Dark times…literally
Today felt like a small trip back in time.
A full day without electricity.
No internet.
No AI.
No constant hum of “always on.”
The power came and went so often that eventually I stopped checking and just… waited. At one point, I was genuinely grateful that nothing in the freezer would spoil. That’s where the bar was.
And it made me wonder:
What if this wasn’t a one-off?
If we lost electricity for good, we wouldn’t just lose tools… we’d lose habits.
We’d lose the reflex to refresh, to scroll, to outsource thinking and memory.
At first, I think most of us would do nothing.
We’d wait. Stare at dead screens. Feel restless.
Then something else would happen.
We’d talk again.
We’d notice daylight.
Kids would invent games out of nothing.
Adults would remember how to fix, cook, build, argue, tell stories, and sit with silence.
The Dark Ages weren’t dark because there was no electricity.
They were dark because knowledge became fragile and centralized.
Days like today don’t make me anti-technology.
They make me pro-resilience.
AI and the internet are incredible tools; but they shouldn’t be the only muscles we’ve trained.
We still have grass.
We still have sand.
And we still have each other.
Maybe the real question isn’t what would we do without technology?

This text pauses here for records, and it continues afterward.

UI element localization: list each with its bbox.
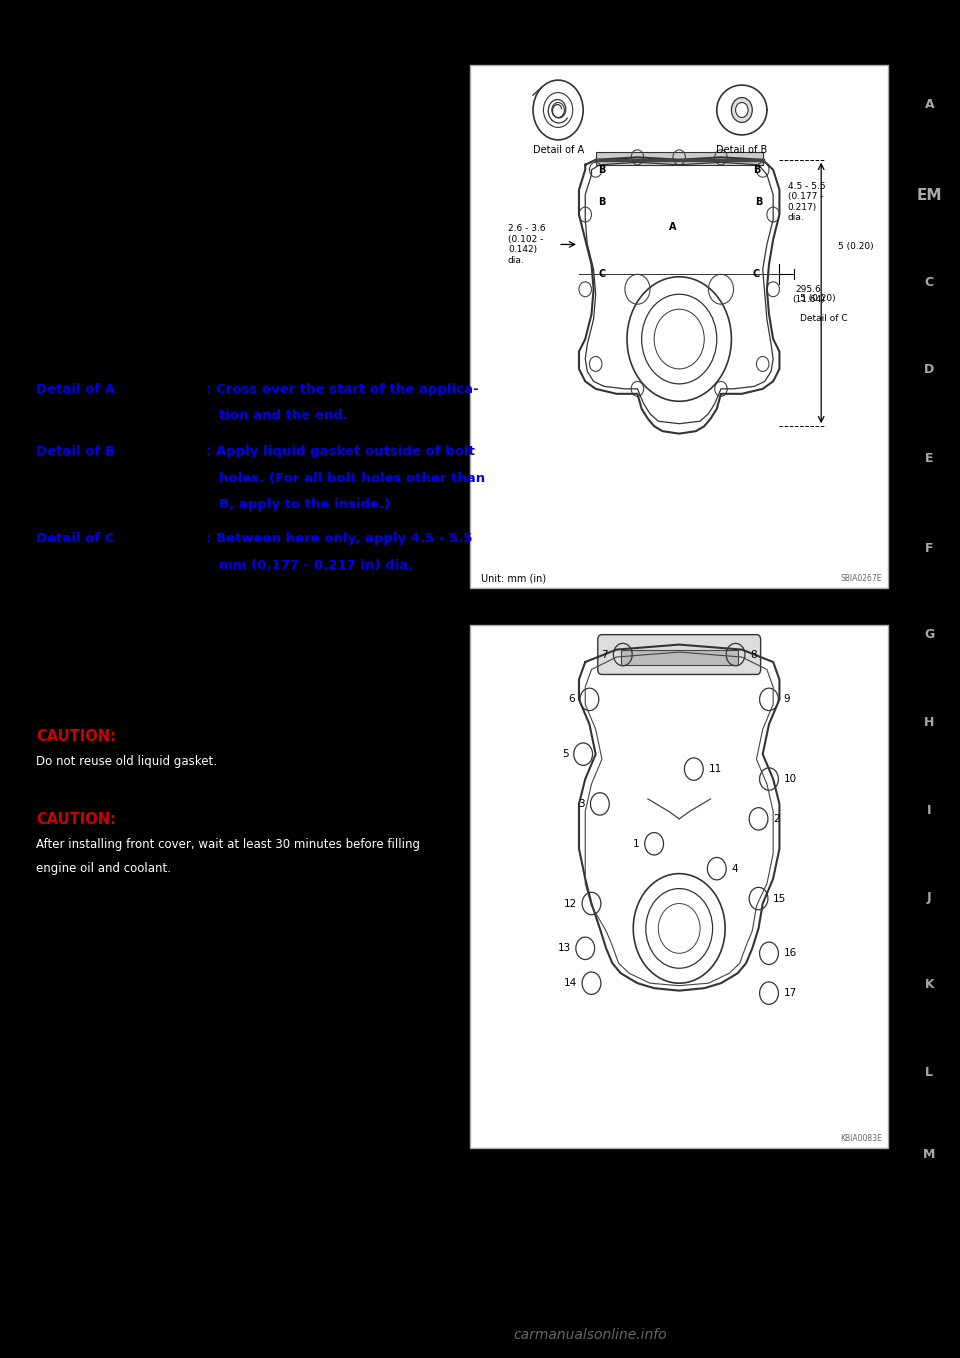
Text: tion and the end.: tion and the end. [219,410,348,422]
Bar [621,649,737,664]
Text: 8: 8 [750,649,756,660]
Text: 6: 6 [568,694,575,705]
Text: 10: 10 [783,774,797,784]
Text: 3: 3 [579,799,586,809]
Text: Detail of B: Detail of B [716,145,767,155]
Circle shape [732,98,753,122]
Text: B: B [755,197,762,208]
Text: CAUTION:: CAUTION: [36,812,116,827]
Bar [595,152,762,164]
Text: 295.6
(11.64): 295.6 (11.64) [792,285,825,304]
Text: Detail of B: Detail of B [36,445,115,459]
Text: carmanualsonline.info: carmanualsonline.info [514,1328,667,1342]
Text: holes. (For all bolt holes other than: holes. (For all bolt holes other than [219,471,485,485]
Text: 11: 11 [708,765,722,774]
Text: CAUTION:: CAUTION: [36,729,116,744]
Text: : Apply liquid gasket outside of bolt: : Apply liquid gasket outside of bolt [206,445,475,459]
Text: 13: 13 [558,944,570,953]
Text: After installing front cover, wait at least 30 minutes before filling: After installing front cover, wait at le… [36,838,420,851]
Text: C: C [924,277,934,289]
Text: 16: 16 [783,948,797,959]
Text: B: B [753,164,760,175]
Text: SBIA0267E: SBIA0267E [840,574,881,583]
Text: 14: 14 [564,978,577,989]
Text: Detail of C: Detail of C [801,314,848,323]
Text: 9: 9 [783,694,790,705]
Text: 5: 5 [562,750,568,759]
Text: 2: 2 [773,813,780,824]
Text: C: C [598,269,606,280]
Text: Detail of A: Detail of A [36,383,116,397]
Text: 4: 4 [732,864,738,873]
Text: 17: 17 [783,989,797,998]
Text: Unit: mm (in): Unit: mm (in) [481,573,546,583]
Text: Detail of A: Detail of A [533,145,584,155]
Text: K: K [924,979,934,991]
FancyBboxPatch shape [598,634,760,675]
Text: 5 (0.20): 5 (0.20) [801,295,836,303]
Text: 2.6 - 3.6
(0.102 -
0.142)
dia.: 2.6 - 3.6 (0.102 - 0.142) dia. [508,224,545,265]
Text: C: C [753,269,760,280]
Text: 12: 12 [564,899,577,909]
Text: B: B [598,164,606,175]
Text: 7: 7 [602,649,609,660]
Text: : Between here only, apply 4.5 - 5.5: : Between here only, apply 4.5 - 5.5 [206,532,473,546]
Text: 15: 15 [773,894,786,903]
Text: A: A [669,221,677,232]
Text: Detail of C: Detail of C [36,532,115,546]
Text: 4.5 - 5.5
(0.177 -
0.217)
dia.: 4.5 - 5.5 (0.177 - 0.217) dia. [788,182,826,223]
Text: 5 (0.20): 5 (0.20) [838,243,874,251]
Text: E: E [925,451,933,464]
Bar [470,65,888,588]
Text: M: M [924,1149,935,1161]
Text: H: H [924,716,934,728]
Bar [470,625,888,1148]
Text: : Cross over the start of the applica-: : Cross over the start of the applica- [206,383,479,397]
Text: A: A [924,99,934,111]
Text: D: D [924,364,934,376]
Text: G: G [924,629,934,641]
Text: F: F [925,542,933,554]
Text: B, apply to the inside.): B, apply to the inside.) [219,498,391,512]
Text: KBIA0083E: KBIA0083E [840,1134,881,1142]
Text: mm (0.177 - 0.217 in) dia.: mm (0.177 - 0.217 in) dia. [219,559,413,572]
Text: L: L [925,1066,933,1078]
Text: engine oil and coolant.: engine oil and coolant. [36,862,172,876]
Text: Do not reuse old liquid gasket.: Do not reuse old liquid gasket. [36,755,218,769]
Text: I: I [927,804,931,816]
Text: 1: 1 [633,839,639,849]
Text: B: B [598,197,606,208]
Text: J: J [927,891,931,903]
Text: EM: EM [917,187,942,202]
Circle shape [735,103,748,118]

Maybe it’s who are we without it?
And that might be a question worth sitting with.


When I moved to another place, at first, I didn't know anyone. Procrastinated connecting to others until I went to yet another place. Since the pandemic, I know the value of connecting to our neighbourhood. Being able to walk to someone whose heater is still humming when ours fails. Owning a bicycle when all the buses in town are turning towards electricity — not knowing how long they could be fed. Training our brains, knowing numbers and addresses by heart.